As Dyaln Mathews says there are two problems with this one moral, one economic.
It's surprising that Sanders still buys into the fallacy that Mexicans and other immigrants will take all our jobs.
As economist Michael Clemens once told me, the effect of immigration on real wages for native workers is "definitely positive, without any doubt whatsoever." A recentevidence review by researcher David Roodman confirms this: While low-skilled immigration can make the existing low-skilled immigrant population worse off (though almost certainly not worse off than in their country of origin), Americans born here have very little to worry about, and a lot to gain.

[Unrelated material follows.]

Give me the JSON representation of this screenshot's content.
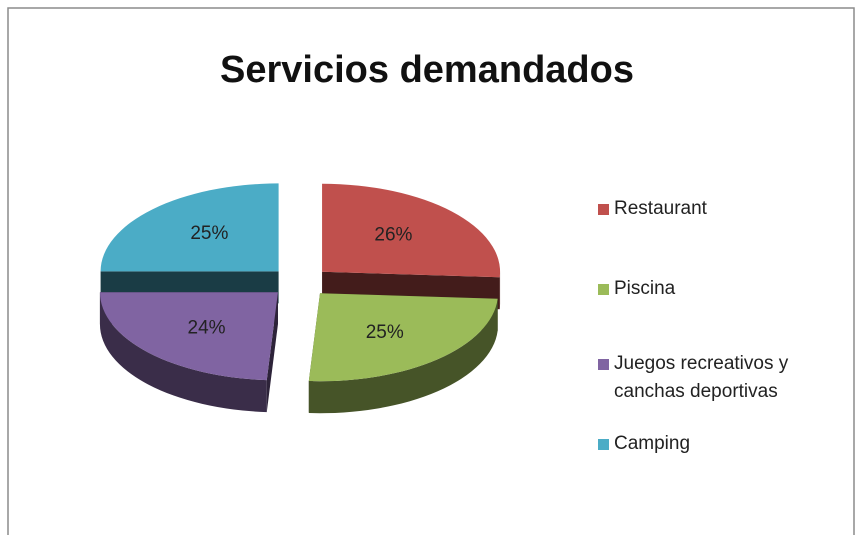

"It's true that all of our empirical research pertains to increases in immigration that are milder than pure open borders. The best we have to go on in guessing the effects of a total open-border policy are simulations. But those simulations show an increase in world GDP massive enough that it's fair to guess they'll hold harmless or help US workers — just as the data suggests smaller-scale immigration does. "This isn’t just trickle-down economics. It’s Niagara Falls economics," economist Bryan Caplan once told me. "If production in the world were to double, almost everyone is going to get enough of that doubling that they’re going to, in the end, be better off as a result."
"If Bernie Sanders thinks we ought to give strict priority to the interests of immigrants already in the United States, even if doing so makes native-born workers and potential migrants worse off, then that's a very interesting opinion that I'd love to hear him attempt to defend. But the claim that American-born workers would suffer from open borders and increased immigration is bogus, and he should stop making it."
It's not surprising that he has not caught on among Hispanic voters.
P.S. For a Bernie maniac an unimportant issue is one that he's weak on. Like immigration, gun control, and racial issues.